Earl Thollander and San Jose
Since the 240th Birthday of San Jose as the First Civil Settlement is happening on November 29, we thought it was fitting to honor Earl Thollander.
Earl Thollander was an internationally known artist. In 1977, he was commissioned to illustrate a commemorative stamp to celebrate the City of San José’s Bicentennial. The design was so popular that United States Postal Service sold around 70,000 stamps on the first day.
Originally from Kingsburg, California, a small city just south of Fresno, Thollander moved to San Francisco along with his family where he was educated through the public school system. He continued on in 1939 to study art at the city college. In 1944, Thollander earned a Bachelor of Arts degree from the University of California.
After graduating, Thollander served two years as a naval officer during World War II. During this time, he began to sketch and paint the places that he visited. This compelled Thollander to take classes at The Art Institute, The Academy of Art, and The Art League of California. In 1949, Thollander started his career as an illustrator by continuing his travel and sketching. Many of his drawings were used as research for book illustrations and painting.
Thollander, the Illustrator
Thollander published at least 10 books full of his sketches from his travels. He was best known for the Back Roads series, with Back Roads of California being first published in 1970. The series continued on to Arizona, New England, Texas, North Carolina and South Carolina. For years, Thollander traveled around in his Chevy pickup truck and sketched the countryside.

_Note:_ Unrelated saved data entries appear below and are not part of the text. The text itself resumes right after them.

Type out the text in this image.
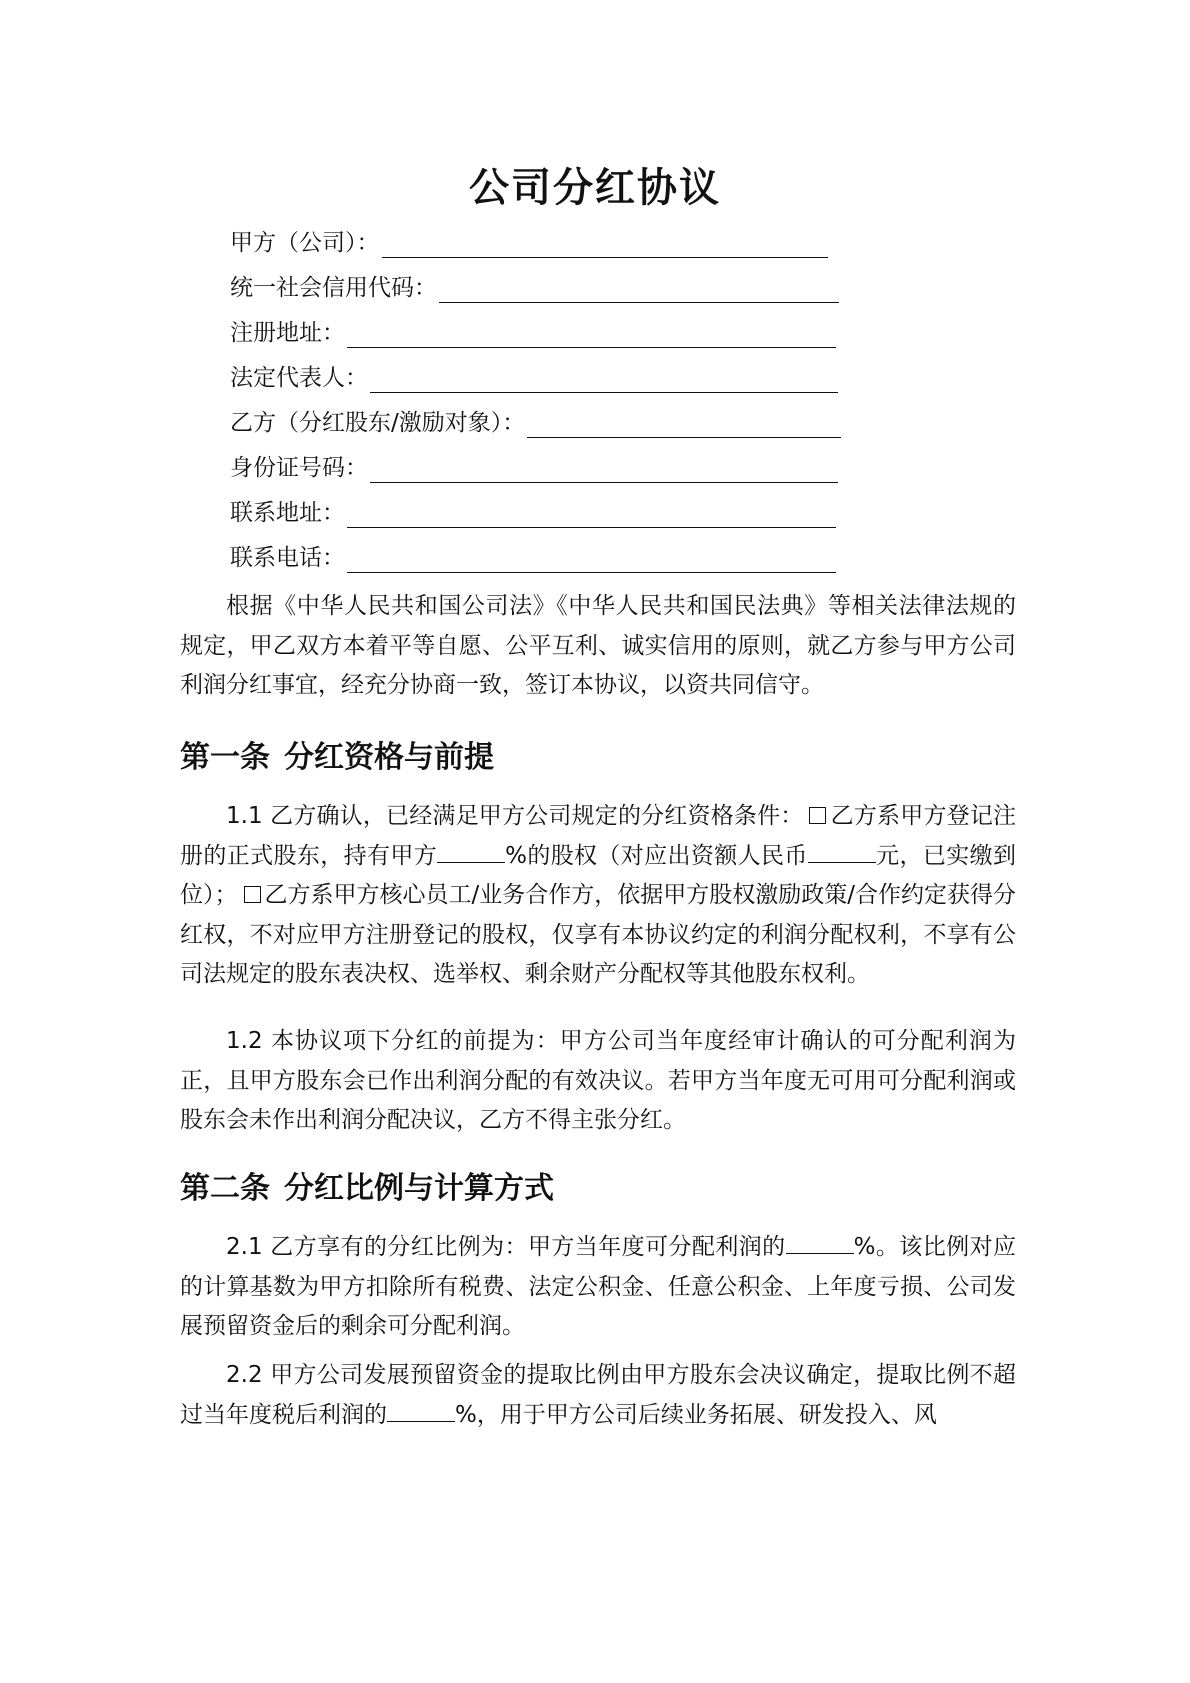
公司分红协议
甲方（公司）：
统一社会信用代码：
注册地址：
法定代表人：
乙方（分红股东/激励对象）：
身份证号码：
联系地址：
联系电话：

根据《中华人民共和国公司法》《中华人民共和国民法典》等相关法律法规的规定，甲乙双方本着平等自愿、公平互利、诚实信用的原则，就乙方参与甲方公司利润分红事宜，经充分协商一致，签订本协议，以资共同信守。

第一条 分红资格与前提

1.1 乙方确认，已经满足甲方公司规定的分红资格条件： 乙方系甲方登记注册的正式股东，持有甲方	%的股权（对应出资额人民币	元，已实缴到位）； 乙方系甲方核心员工/业务合作方，依据甲方股权激励政策/合作约定获得分红权，不对应甲方注册登记的股权，仅享有本协议约定的利润分配权利，不享有公司法规定的股东表决权、选举权、剩余财产分配权等其他股东权利。

1.2 本协议项下分红的前提为：甲方公司当年度经审计确认的可分配利润为正，且甲方股东会已作出利润分配的有效决议。若甲方当年度无可用可分配利润或股东会未作出利润分配决议，乙方不得主张分红。

第二条 分红比例与计算方式

2.1 乙方享有的分红比例为：甲方当年度可分配利润的	%。该比例对应的计算基数为甲方扣除所有税费、法定公积金、任意公积金、上年度亏损、公司发展预留资金后的剩余可分配利润。

2.2 甲方公司发展预留资金的提取比例由甲方股东会决议确定，提取比例不超过当年度税后利润的	%，用于甲方公司后续业务拓展、研发投入、风
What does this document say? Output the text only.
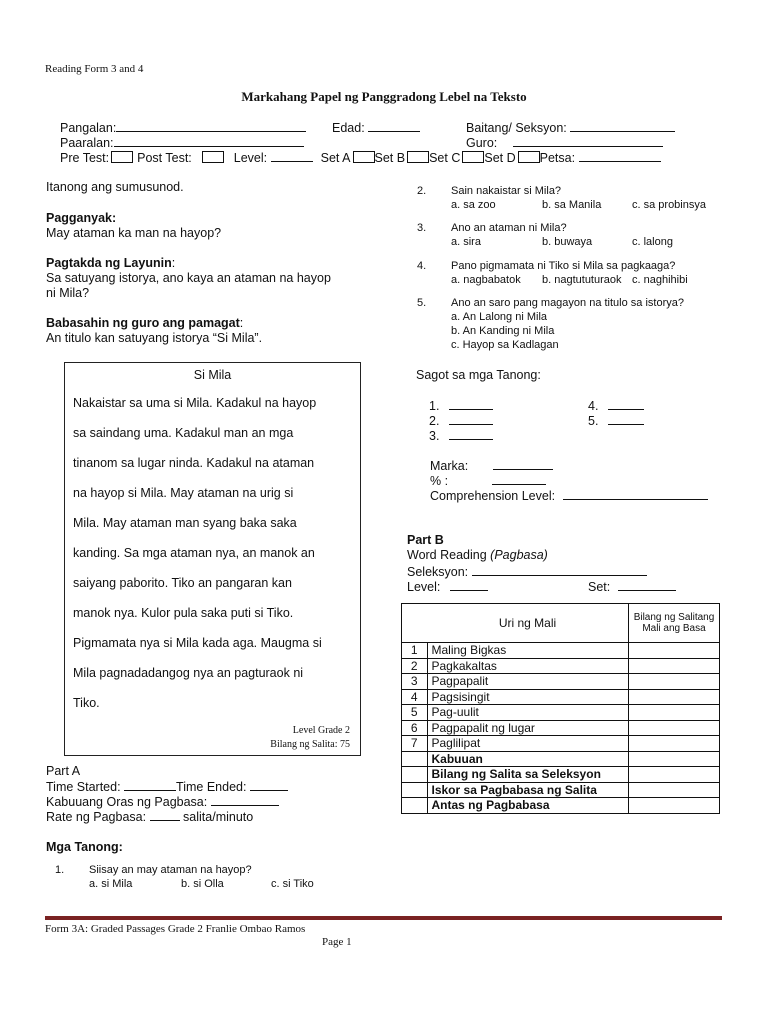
Reading Form 3 and 4
Markahang Papel ng Panggradong Lebel na Teksto
Pangalan:	Edad:	Baitang/ Seksyon:
Paaralan:	Guro:
Pre Test: Post Test:	Level:	Set A Set B Set C Set D Petsa:
Itanong ang sumusunod.
Pagganyak:
May ataman ka man na hayop?
Pagtakda ng Layunin:
Sa satuyang istorya, ano kaya an ataman na hayop
ni Mila?
Babasahin ng guro ang pamagat:
An titulo kan satuyang istorya “Si Mila”.
Si Mila
Nakaistar sa uma si Mila. Kadakul na hayop
sa saindang uma. Kadakul man an mga
tinanom sa lugar ninda. Kadakul na ataman
na hayop si Mila. May ataman na urig si
Mila. May ataman man syang baka saka
kanding. Sa mga ataman nya, an manok an
saiyang paborito. Tiko an pangaran kan
manok nya. Kulor pula saka puti si Tiko.
Pigmamata nya si Mila kada aga. Maugma si
Mila pagnadadangog nya an pagturaok ni
Tiko.
Level Grade 2
Bilang ng Salita: 75
Part A
Time Started:	Time Ended:
Kabuuang Oras ng Pagbasa:
Rate ng Pagbasa:	salita/minuto
Mga Tanong:
1. Siisay an may ataman na hayop?
a. si Mila	b. si Olla	c. si Tiko
2. Sain nakaistar si Mila?
a. sa zoo	b. sa Manila	c. sa probinsya
3. Ano an ataman ni Mila?
a. sira	b. buwaya	c. lalong
4. Pano pigmamata ni Tiko si Mila sa pagkaaga?
a. nagbabatok b. nagtututuraok c. naghihibi
5. Ano an saro pang magayon na titulo sa istorya?
a. An Lalong ni Mila
b. An Kanding ni Mila
c. Hayop sa Kadlagan
Sagot sa mga Tanong:
1.
2.
3.
4.
5.
Marka:
% :
Comprehension Level:
Part B
Word Reading (Pagbasa)
Seleksyon:
Level:	Set:
	Uri ng Mali	Bilang ng Salitang Mali ang Basa
1	Maling Bigkas	
2	Pagkakaltas	
3	Pagpapalit	
4	Pagsisingit	
5	Pag-uulit	
6	Pagpapalit ng lugar	
7	Paglilipat	
	Kabuuan	
	Bilang ng Salita sa Seleksyon	
	Iskor sa Pagbabasa ng Salita	
	Antas ng Pagbabasa	
Form 3A: Graded Passages Grade 2 Franlie Ombao Ramos
Page 1
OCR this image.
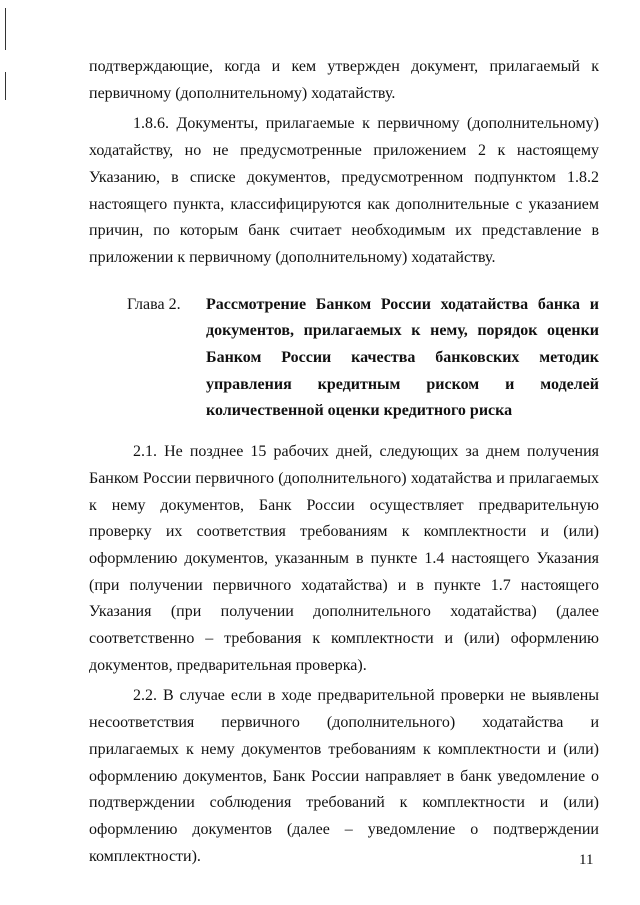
подтверждающие, когда и кем утвержден документ, прилагаемый к первичному (дополнительному) ходатайству.

1.8.6. Документы, прилагаемые к первичному (дополнительному) ходатайству, но не предусмотренные приложением 2 к настоящему Указанию, в списке документов, предусмотренном подпунктом 1.8.2 настоящего пункта, классифицируются как дополнительные с указанием причин, по которым банк считает необходимым их представление в приложении к первичному (дополнительному) ходатайству.

Глава 2. Рассмотрение Банком России ходатайства банка и документов, прилагаемых к нему, порядок оценки Банком России качества банковских методик управления кредитным риском и моделей количественной оценки кредитного риска

2.1. Не позднее 15 рабочих дней, следующих за днем получения Банком России первичного (дополнительного) ходатайства и прилагаемых к нему документов, Банк России осуществляет предварительную проверку их соответствия требованиям к комплектности и (или) оформлению документов, указанным в пункте 1.4 настоящего Указания (при получении первичного ходатайства) и в пункте 1.7 настоящего Указания (при получении дополнительного ходатайства) (далее соответственно – требования к комплектности и (или) оформлению документов, предварительная проверка).

2.2. В случае если в ходе предварительной проверки не выявлены несоответствия первичного (дополнительного) ходатайства и прилагаемых к нему документов требованиям к комплектности и (или) оформлению документов, Банк России направляет в банк уведомление о подтверждении соблюдения требований к комплектности и (или) оформлению документов (далее – уведомление о подтверждении комплектности).	11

The following scanned images are from some of his works, available for viewing at San José Public Library's California Room. We love visitors!
Backroads of California
San Francisco Illustrations
Thollander also illustrated many other types of works of all forms, including children’s books, cookbooks, and history books.
After returning from travels in Indonesia and China, Thollander began to feel ill. On August 8, 2001, he passed away due to complications from multiple myeloma (a form of cancer).